Trial run of new traffic system will prioritize streetcars to improve travel times
King street is the busiest surface transit route in Toronto, according to a study conducted by the city. The street is used every day by around 20,000 vehicles and 60,000 streetcar riders, plus cyclists and pedestrians. All this traffic has been causing a state of near gridlock, which is why the King Street Pilot project is trying to solve this problem.
City Councillor Joe Cressey wrote on twitter “King st is broken. We’re redesigning it to work again. There will be kinks to work out. But, the broken status quo is not an option.”
The pilot involves new rules between Bathurst and Jarvis street.
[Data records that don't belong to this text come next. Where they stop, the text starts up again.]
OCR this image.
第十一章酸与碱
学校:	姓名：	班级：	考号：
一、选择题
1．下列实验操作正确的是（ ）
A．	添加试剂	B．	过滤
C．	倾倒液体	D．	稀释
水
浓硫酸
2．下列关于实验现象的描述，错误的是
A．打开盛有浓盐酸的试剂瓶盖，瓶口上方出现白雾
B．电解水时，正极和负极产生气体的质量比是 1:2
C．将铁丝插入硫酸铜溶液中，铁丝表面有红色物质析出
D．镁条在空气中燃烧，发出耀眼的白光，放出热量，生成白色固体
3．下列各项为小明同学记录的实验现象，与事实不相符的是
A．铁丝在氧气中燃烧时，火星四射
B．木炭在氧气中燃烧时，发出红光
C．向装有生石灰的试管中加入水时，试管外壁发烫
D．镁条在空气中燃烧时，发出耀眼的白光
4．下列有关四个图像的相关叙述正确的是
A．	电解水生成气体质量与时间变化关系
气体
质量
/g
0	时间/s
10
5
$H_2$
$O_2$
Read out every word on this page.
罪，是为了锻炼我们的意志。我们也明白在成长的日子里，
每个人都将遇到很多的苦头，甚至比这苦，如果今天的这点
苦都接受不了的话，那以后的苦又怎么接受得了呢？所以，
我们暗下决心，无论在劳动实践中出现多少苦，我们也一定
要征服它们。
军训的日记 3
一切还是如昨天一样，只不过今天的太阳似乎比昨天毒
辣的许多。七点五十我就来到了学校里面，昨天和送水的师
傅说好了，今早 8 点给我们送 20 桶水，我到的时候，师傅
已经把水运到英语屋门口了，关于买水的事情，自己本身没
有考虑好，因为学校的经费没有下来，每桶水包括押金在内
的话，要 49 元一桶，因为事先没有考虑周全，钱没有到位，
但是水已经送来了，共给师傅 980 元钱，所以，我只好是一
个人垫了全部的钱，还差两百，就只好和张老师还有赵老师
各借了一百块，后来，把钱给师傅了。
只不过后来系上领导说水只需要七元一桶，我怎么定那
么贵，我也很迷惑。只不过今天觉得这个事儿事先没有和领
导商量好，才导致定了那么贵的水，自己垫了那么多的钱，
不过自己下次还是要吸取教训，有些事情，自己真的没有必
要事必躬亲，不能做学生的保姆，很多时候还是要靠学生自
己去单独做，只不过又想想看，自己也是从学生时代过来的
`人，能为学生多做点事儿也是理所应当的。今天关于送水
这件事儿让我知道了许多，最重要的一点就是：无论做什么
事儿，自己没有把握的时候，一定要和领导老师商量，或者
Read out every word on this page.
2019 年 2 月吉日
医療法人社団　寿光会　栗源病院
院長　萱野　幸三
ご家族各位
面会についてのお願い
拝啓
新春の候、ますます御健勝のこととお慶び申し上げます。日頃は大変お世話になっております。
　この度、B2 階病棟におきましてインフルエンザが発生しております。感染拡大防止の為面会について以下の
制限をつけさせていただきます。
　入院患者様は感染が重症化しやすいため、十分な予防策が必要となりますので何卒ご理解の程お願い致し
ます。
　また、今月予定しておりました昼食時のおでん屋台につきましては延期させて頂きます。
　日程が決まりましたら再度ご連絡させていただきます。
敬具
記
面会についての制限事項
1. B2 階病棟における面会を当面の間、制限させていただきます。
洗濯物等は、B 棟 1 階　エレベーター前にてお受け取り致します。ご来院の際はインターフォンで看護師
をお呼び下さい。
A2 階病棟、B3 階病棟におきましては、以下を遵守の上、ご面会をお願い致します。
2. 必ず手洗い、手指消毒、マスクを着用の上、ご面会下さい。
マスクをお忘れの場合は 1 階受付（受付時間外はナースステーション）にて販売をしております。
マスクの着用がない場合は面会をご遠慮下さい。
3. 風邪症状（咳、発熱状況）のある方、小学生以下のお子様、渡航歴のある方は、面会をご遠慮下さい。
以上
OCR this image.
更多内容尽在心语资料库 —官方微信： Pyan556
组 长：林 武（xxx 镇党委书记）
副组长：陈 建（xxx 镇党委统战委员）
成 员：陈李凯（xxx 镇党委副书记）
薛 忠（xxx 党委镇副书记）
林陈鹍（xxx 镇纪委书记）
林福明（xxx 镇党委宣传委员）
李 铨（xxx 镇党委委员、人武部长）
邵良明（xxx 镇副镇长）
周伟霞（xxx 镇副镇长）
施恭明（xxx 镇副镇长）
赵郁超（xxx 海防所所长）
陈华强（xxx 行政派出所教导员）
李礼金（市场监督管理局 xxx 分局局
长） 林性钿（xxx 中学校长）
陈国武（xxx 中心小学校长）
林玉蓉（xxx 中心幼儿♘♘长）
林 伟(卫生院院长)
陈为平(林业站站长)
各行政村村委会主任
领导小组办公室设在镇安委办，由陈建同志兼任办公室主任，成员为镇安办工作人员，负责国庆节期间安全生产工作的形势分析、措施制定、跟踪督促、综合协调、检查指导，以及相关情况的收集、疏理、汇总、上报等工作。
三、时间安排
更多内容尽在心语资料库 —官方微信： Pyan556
Streetcars are running in the centre, with stops in the far side of each intersection, and there’s no longer on-street parking. Starting last Sunday, Nov. 12, regular vehicles are not allowed to drive through the intersections, they must turn left or right.
There are now special areas for cyclists, taxis and passenger pick ups. A detailed explanation of these changes can be found on the official website of the King street pilot.
Right now, the main challenge is to inform people, “People need some time to learn new behaviors or change their driving pattern. Over time we expect these things to work themselves out and we also expect to see an increase in transit ridership.” wrote Jacquelyn Hayward Gulati, acting director, transportation infrastructure management at City of Toronto.
“This is brand new and it’s taking drivers in particular a little while to get used to the new scenario, just as I think it would take time for people who ride the streetcar to realize how fast it is,” said Joe Cressy, City Councillor for Ward 20 Trinity-Spadina.
According to Cressy, the pilot is already showing positive results. “We are seeing that it’s moving streetcar riders faster and more reliably, so that’s a success. There are certainly kinks to work out but that’s the case with any pilot and there’s a period of behavioral change and improvements to make, but so far the overall objective is working.”
If the system works properly, students at George Brown College should experience the benefits.
“Students travelling to the George Brown campus from the west should see their commute time on the King streetcar reduced over the next few weeks and months,” wrote Hayward.
“Until we put the pilot in place it was often faster to walk than to take the streetcar, and with this it’s going to put people in transit first and it’s gonna make it better for students,” said Cressy.
The pilot will last one year and its performance will be measured using three metrics: reliability, ridership and travel times. The first report on the results should be out in late 2018.